Furthermore, as call centres become more dispersed and virtual, IP's impact will have an even greater effect on TDM. Last year more customers than ever invested in IP technology and it is now the fastest growing technology in the call centre market.
IP is being pushed by vendors as the 'next generation' of customer contact and deployed in every type of call centre environment. Traditional call centre technologies are proprietary, meaning any change or upgrades comes at a relatively high cost, but in comparison changes and innovation in an IP telephony environment are less expensive and require less upheaval.
Smaller call centres were the first to deploy IP solutions, as there were lower legacy investments to be considered. The same is true in the offshore markets (India, the Philippines, China and Central America/Latin America) which also make more use of distributed call centres and hosted/managed IP services, for which IP is well suited.

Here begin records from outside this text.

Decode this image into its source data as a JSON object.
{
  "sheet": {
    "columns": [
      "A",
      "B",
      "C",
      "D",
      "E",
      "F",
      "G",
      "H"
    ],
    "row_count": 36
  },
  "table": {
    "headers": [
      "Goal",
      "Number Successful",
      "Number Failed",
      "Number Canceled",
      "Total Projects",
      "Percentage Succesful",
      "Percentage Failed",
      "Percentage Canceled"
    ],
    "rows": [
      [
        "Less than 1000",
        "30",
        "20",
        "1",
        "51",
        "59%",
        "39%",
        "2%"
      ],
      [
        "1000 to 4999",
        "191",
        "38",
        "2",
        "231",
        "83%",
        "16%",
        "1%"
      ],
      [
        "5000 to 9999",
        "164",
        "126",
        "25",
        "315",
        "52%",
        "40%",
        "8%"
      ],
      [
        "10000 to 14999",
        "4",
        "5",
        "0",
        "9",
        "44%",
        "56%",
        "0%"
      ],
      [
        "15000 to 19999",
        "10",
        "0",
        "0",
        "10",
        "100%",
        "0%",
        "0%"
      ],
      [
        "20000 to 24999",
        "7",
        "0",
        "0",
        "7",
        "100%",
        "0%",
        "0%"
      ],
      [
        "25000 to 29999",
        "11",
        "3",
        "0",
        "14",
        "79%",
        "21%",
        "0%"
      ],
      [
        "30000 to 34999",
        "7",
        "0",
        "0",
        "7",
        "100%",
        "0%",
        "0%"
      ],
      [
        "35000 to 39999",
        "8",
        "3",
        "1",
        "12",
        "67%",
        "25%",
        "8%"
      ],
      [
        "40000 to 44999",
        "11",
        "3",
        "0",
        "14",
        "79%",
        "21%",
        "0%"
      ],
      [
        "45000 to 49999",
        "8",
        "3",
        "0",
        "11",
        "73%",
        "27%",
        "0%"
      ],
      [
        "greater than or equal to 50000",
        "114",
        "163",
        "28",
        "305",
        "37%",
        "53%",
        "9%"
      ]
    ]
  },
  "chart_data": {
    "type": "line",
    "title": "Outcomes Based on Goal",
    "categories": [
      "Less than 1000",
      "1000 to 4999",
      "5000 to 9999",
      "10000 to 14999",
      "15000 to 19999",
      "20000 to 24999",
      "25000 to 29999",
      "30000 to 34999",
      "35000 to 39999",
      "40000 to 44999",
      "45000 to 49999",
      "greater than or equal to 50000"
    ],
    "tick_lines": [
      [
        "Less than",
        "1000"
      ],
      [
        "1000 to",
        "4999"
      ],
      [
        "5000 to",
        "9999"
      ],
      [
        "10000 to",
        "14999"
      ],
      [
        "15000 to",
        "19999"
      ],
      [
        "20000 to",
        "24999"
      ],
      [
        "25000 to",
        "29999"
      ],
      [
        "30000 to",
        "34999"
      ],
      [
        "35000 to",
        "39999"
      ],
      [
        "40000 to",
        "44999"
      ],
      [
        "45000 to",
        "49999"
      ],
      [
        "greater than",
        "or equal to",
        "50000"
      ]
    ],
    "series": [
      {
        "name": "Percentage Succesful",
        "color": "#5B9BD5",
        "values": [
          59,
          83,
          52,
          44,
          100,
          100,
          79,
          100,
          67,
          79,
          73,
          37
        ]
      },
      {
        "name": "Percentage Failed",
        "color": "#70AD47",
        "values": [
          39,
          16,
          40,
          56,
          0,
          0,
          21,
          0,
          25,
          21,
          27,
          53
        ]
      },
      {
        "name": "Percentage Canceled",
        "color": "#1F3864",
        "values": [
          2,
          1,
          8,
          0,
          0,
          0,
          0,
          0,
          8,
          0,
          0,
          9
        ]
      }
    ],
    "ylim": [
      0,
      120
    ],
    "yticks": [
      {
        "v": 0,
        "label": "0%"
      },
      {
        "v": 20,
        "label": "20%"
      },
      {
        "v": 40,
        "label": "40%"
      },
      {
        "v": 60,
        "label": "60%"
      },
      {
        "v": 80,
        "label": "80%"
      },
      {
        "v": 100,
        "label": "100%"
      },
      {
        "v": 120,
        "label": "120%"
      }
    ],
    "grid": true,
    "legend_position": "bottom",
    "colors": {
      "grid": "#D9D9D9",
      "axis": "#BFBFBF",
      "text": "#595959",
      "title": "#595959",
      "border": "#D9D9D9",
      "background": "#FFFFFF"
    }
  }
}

In the mature US and UK markets, the effects of offshoring and saturation at the high end mean that call centres in the sub-100 agent size-bracket are the areas most likely to experience any significant growth in IP usage at present. Over the course of the next five years, IP will continue to move upmarket until IP contact centres match the size and scope of traditional TDM contact centres.
In the UK, one of the most high profile instances of IP deployment has come from BT, which upgraded its legacy infrastructure in December 2004 to connect 10,000 agents based across 124 sites. As more proof of the scale of the BT project comes to light, take-up of IP will increase dramatically.
From a customer service standpoint, VoIP reduces cost and enables greater leveraging of self-service applications. Take, for instance, the interactive voice response (IVR) - the heart of phone-based self-service in the call centre. On an IP infrastructure, IVR systems no longer require telephony cards as both voice and data travel through one converged network. This can substantially reduce the total cost of ownership (TCO) for call centres. In addition, with VoIP enabling easier multimedia routing and queuing, the IVR can be utilised more effectively on the edge of the call centre's network.
In order to interconnect different applications on the converged IP network a new standard, sessions initiation protocol (SIP), was created to ultimately replace the older standard H.323, which had limited capabilities. In fact, all the leading IVR vendors such as Avaya, Edify, Genesys, Intervoice, Nortel and VoiceGenie support SIP and in doing so have integrated VoIP capabilities into their platform offerings.
For instance, Intervoice's Omvia Media Server supports the SIP protocol through its use of Intel's Host Media Processing. Subsequently, its Voice Express suite of packaged speech applications can be deployed as a software-only configuration which eases the move to IP-based IVR. It is examples such as this that show how vendor support for VoIP will ultimately benefit the customer through reduced costs, increased flexibility and platform.
IP is already on its way to becoming the default in call centres. Spending on maintaining and upgrading legacy equipment will still be huge but the investment pendulum has swung in favour of IP technology. By 2008, half of all telephony platform-spending in call centres will be for IP. Consider that there are four million call centre agents around the world today and that post-2008 half of all spending will be on IP - and you see the scale of IP's success is impressive. Not a revolution but nevertheless a strong market movement.
Daniel Hong is the CRM analyst at Datamonitor.